On May 27, 2014, the Federal Court released two related decisions, Sandoz Canada Inc. v. Canada (Sandoz) and Ratiopharm Inc. (now Teva Canada Limited) v. Canada (Ratiopharm) dealing with the jurisdiction of the Patented Medicine Prices Review Board (PMPRB) over generic drugs and, arguably, any genericized drug.
Under section 2 of the Patent Act (Act), a patentee is a person entitled to the benefit of a patent. Similarly, a "patentee" under section 79(1), in respect of an invention pertaining to a medicine, "includes, where any other person is entitled to exercise any rights in relation to that patent . . . that other person in respect of those rights." The PMPRB decided in each of the two decisions that its jurisdiction extended to generic manufacturers.

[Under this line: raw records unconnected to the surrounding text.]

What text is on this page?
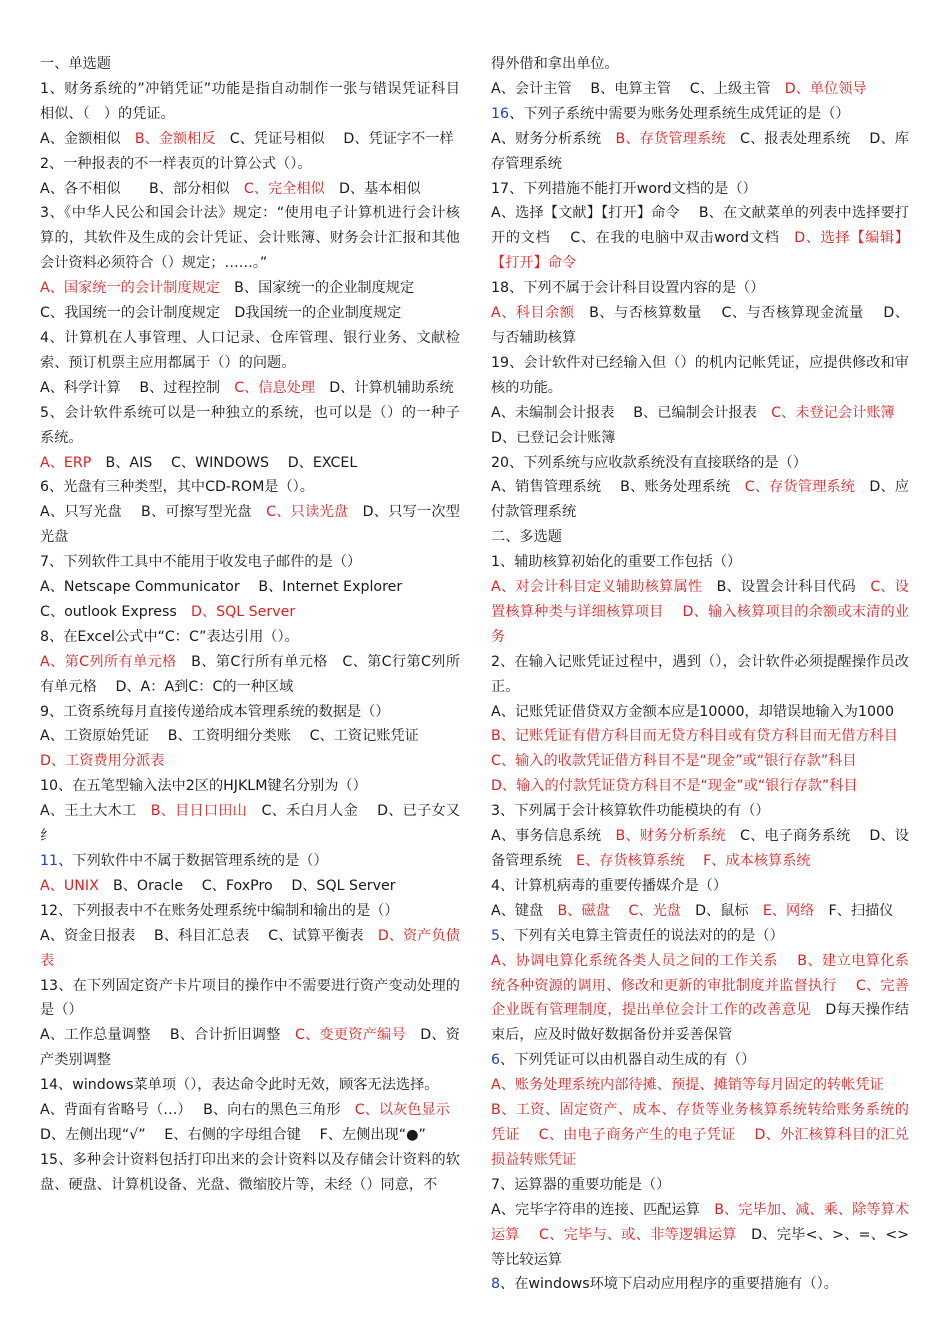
一、单选题

1、财务系统的”冲销凭证”功能是指自动制作一张与错误凭证科目相似、（　）的凭证。

A、金额相似　B、金额相反　C、凭证号相似　 D、凭证字不一样

2、一种报表的不一样表页的计算公式（）。

A、各不相似　　B、部分相似　C、完全相似　D、基本相似

3、《中华人民公和国会计法》规定：“使用电子计算机进行会计核算的，其软件及生成的会计凭证、会计账簿、财务会计汇报和其他会计资料必须符合（）规定；……。”

A、国家统一的会计制度规定　B、国家统一的企业制度规定

C、我国统一的会计制度规定　D我国统一的企业制度规定

4、计算机在人事管理、人口记录、仓库管理、银行业务、文献检索、预订机票主应用都属于（）的问题。

A、科学计算　 B、过程控制　C、信息处理　D、计算机辅助系统

5、会计软件系统可以是一种独立的系统，也可以是（）的一种子系统。

A、ERP　B、AIS　 C、WINDOWS　 D、EXCEL

6、光盘有三种类型，其中CD-ROM是（）。

A、只写光盘　 B、可擦写型光盘　C、只读光盘　D、只写一次型光盘

7、下列软件工具中不能用于收发电子邮件的是（）

A、Netscape Communicator　 B、Internet Explorer

C、outlook Express　D、SQL Server

8、在Excel公式中“C：C”表达引用（）。

A、第C列所有单元格　B、第C行所有单元格　C、第C行第C列所有单元格　 D、A：A到C：C的一种区域

9、工资系统每月直接传递给成本管理系统的数据是（）

A、工资原始凭证　 B、工资明细分类账　 C、工资记账凭证

D、工资费用分派表

10、在五笔型输入法中2区的HJKLM键名分别为（）

A、王土大木工　B、目日口田山　C、禾白月人金　 D、已子女又纟

11、下列软件中不属于数据管理系统的是（）

A、UNIX　B、Oracle　 C、FoxPro　 D、SQL Server

12、下列报表中不在账务处理系统中编制和输出的是（）

A、资金日报表　 B、科目汇总表　 C、试算平衡表　D、资产负债表

13、在下列固定资产卡片项目的操作中不需要进行资产变动处理的是（）

A、工作总量调整　 B、合计折旧调整　C、变更资产编号　D、资产类别调整

14、windows菜单项（），表达命令此时无效，顾客无法选择。

A、背面有省略号（…）　 B、向右的黑色三角形　C、以灰色显示　D、左侧出现“√”　 E、右侧的字母组合键　 F、左侧出现“●”

15、多种会计资料包括打印出来的会计资料以及存储会计资料的软盘、硬盘、计算机设备、光盘、微缩胶片等，未经（）同意，不

得外借和拿出单位。

A、会计主管　 B、电算主管　 C、上级主管　D、单位领导

16、下列子系统中需要为账务处理系统生成凭证的是（）

A、财务分析系统　B、存货管理系统　C、报表处理系统　 D、库存管理系统

17、下列措施不能打开word文档的是（）

A、选择【文献】【打开】命令　 B、在文献菜单的列表中选择要打开的文档　 C、在我的电脑中双击word文档　D、选择【编辑】【打开】命令

18、下列不属于会计科目设置内容的是（）

A、科目余额　B、与否核算数量　 C、与否核算现金流量　 D、与否辅助核算

19、会计软件对已经输入但（）的机内记帐凭证，应提供修改和审核的功能。

A、未编制会计报表　 B、已编制会计报表　C、未登记会计账簿　D、已登记会计账簿

20、下列系统与应收款系统没有直接联络的是（）

A、销售管理系统　 B、账务处理系统　C、存货管理系统　D、应付款管理系统

二、多选题

1、辅助核算初始化的重要工作包括（）

A、对会计科目定义辅助核算属性　B、设置会计科目代码　C、设置核算种类与详细核算项目　 D、输入核算项目的余额或末清的业务

2、在输入记账凭证过程中，遇到（），会计软件必须提醒操作员改正。

A、记账凭证借贷双方金额本应是10000，却错误地输入为1000

B、记账凭证有借方科目而无贷方科目或有贷方科目而无借方科目

C、输入的收款凭证借方科目不是“现金”或“银行存款”科目

D、输入的付款凭证贷方科目不是“现金”或“银行存款”科目

3、下列属于会计核算软件功能模块的有（）

A、事务信息系统　B、财务分析系统　C、电子商务系统　 D、设备管理系统　E、存货核算系统　 F、成本核算系统

4、计算机病毒的重要传播媒介是（）

A、键盘　B、磁盘　 C、光盘　D、鼠标　E、网络　F、扫描仪

5、下列有关电算主管责任的说法对的的是（）

A、协调电算化系统各类人员之间的工作关系　 B、建立电算化系统各种资源的调用、修改和更新的审批制度并监督执行　 C、完善企业既有管理制度，提出单位会计工作的改善意见　D每天操作结束后，应及时做好数据备份并妥善保管

6、下列凭证可以由机器自动生成的有（）

A、账务处理系统内部待摊、预提、摊销等每月固定的转帐凭证

B、工资、固定资产、成本、存货等业务核算系统转给账务系统的凭证　 C、由电子商务产生的电子凭证　 D、外汇核算科目的汇兑损益转账凭证

7、运算器的重要功能是（）

A、完毕字符串的连接、匹配运算　B、完毕加、减、乘、除等算术运算　 C、完毕与、或、非等逻辑运算　D、完毕<、>、=、<>等比较运算

8、在windows环境下启动应用程序的重要措施有（）。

Each of Sandoz and Ratiopharm appealed the Board’s decision to the Federal Court.
The decisions of the Federal Court overruled the PMPRB’s finding that Sandoz and Ratiopharm each fell within the scope of a patentee, and were therefore subject to the PMPRB’s pricing control regime. The Court also held that the definition of patentee, were it to extend to generic companies, would exceed the limits of federal jurisdiction over pricing of medicines and expose the legislation to a constitutional attack. In the decision in Sandoz, this concept was explained as follows:
In my view, the mere fact that a subsidiary generic company sells a version of a patented medicine is insufficient to bring it within the definition of a patentee. Usually, a generic company is not entitled to the principal benefit of a patent—an exclusive monopoly to make, use, or sell the patented product. Nor can a generic company typically exercise rights in relation to a patent held by another company. Before the patent expires, a generic company can enter the market with a license from the patent holder, or with the patent holder’s permission, or by successfully challenging the patent. In none of these scenarios does the generic company receive the exclusive benefits and rights that inure to patent holders.
On the definition of patentee, Justice O’Reilly appears to have distinguished entities who are able to assert a monopoly due to the patent and those who are able to benefit from the patent. On a broad reading, this finding indicates that once an innovative “brand” drug has been genericized, the brand manufacturer would no longer be under PMPRB jurisdiction as there is no longer a monopoly on the drug.
On June 25, 2014, the Attorney General of Canada (on behalf of the PMPRB) filed notices of appeal from the decisions of Justice O’Reilly. We will keep you apprised of developments as these cases move forward.